When the church-bells ring, the few who notice them think there must be some mistake. Or a marriage. Or a death. For the shops are still open. With their features patched up by receipts, the mutant forms now quicken their pace. They steer with their elbows through packed streets. I try to breathe through these swollen tubes. I try to find a space.

But this forehead is shrinking. I can feel the cold mist in the grooves of consternation. I forgot my hat. My ears are alien attachments, a freezing set of brackets.

A voice from somewhere said,’They’re all very pretty, these images. But somehow not for the people.’

‘That’s why I work for the council,’ I replied. ‘In accommodation.’

If they were queuing for their souls, I would understand. I would rejoice. I would dance my honey-numb limbs from ankle to Adam’s apple. But I’m overwhelmed by the smell of plastic and cheap scent, both of which the hordes clutch between their monstrous fingers. Look, the right hand is trying to buy the left! I pull open my coat and inhale another draft of garlic.

Then a siren goes off in the shop as I pass. A light flashes. A security guard comes rushing out. He grabs me by the arm.

‘Have you paid for that?’ he demands, pointing to my shadow.

‘Oh yes,’ I said,’ Oh yes, I have. And how!’

‘You again?’ she says, her mouth now a little rope handle on one of her many bags.

‘Yes,’ I said.

‘But you’re not well,’ she said.

‘No,’ I said.

‘And you must have been in town for hours.’

‘Yes, I suppose I have,’ I said.

‘And you smell of garlic.’

‘You could say that,’ I said.

‘You really should be in bed.’

And with that, she receded into the circus throng. Where there were now great parcels being juggled by the crowd, tossed in the air, and palmed across heads. Others grabbed these bundles, held them aloft, and tried to run home before their knees gave way. Three people were trying to swing down the street from window ledges, their bags slung across their shoulders. Two were abseiling down shop-fronts from a flat several floors up. They would make a purchase then reverse their route. As they go back up, people bid for their exposed ankles.

A blocked valve cannot produce a single note.

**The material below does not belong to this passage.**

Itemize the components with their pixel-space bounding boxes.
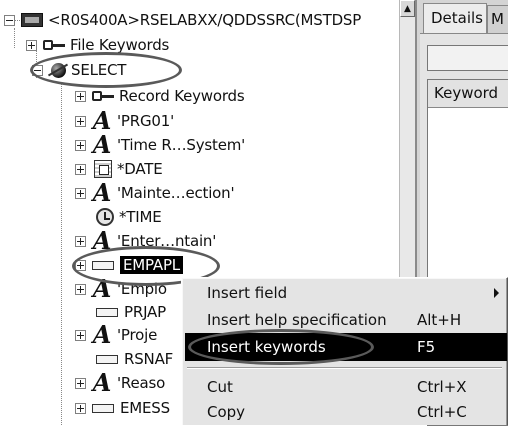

I am not singing, I am choking. And you say it is simply flu? Or a mild infection of the respiratory tract? When I cough my head shakes violently, and my eyes bounce around in their sockets like unreleased bingo-balls. I have to grab onto something, but everything around me is moving. I am dazzled by all this wrapping-paper and rush. There are enough lights to make a migraine. I must not be ill. I have a job. For the council. In accommodation.

Suddenly, I see her. She carries a spirit just like mine. And no shopping! Her eyes slip from beneath the brim of her hat and roll the length of loneliness. She has sachets just like mine.

Dear soul, we could fill the brightest of rooms with the darkness of our unbelonging! Or, in a whisper, form a breath that will not break us, but simply lift us towards everything we want to become.

But when I approach her, she has already vanished.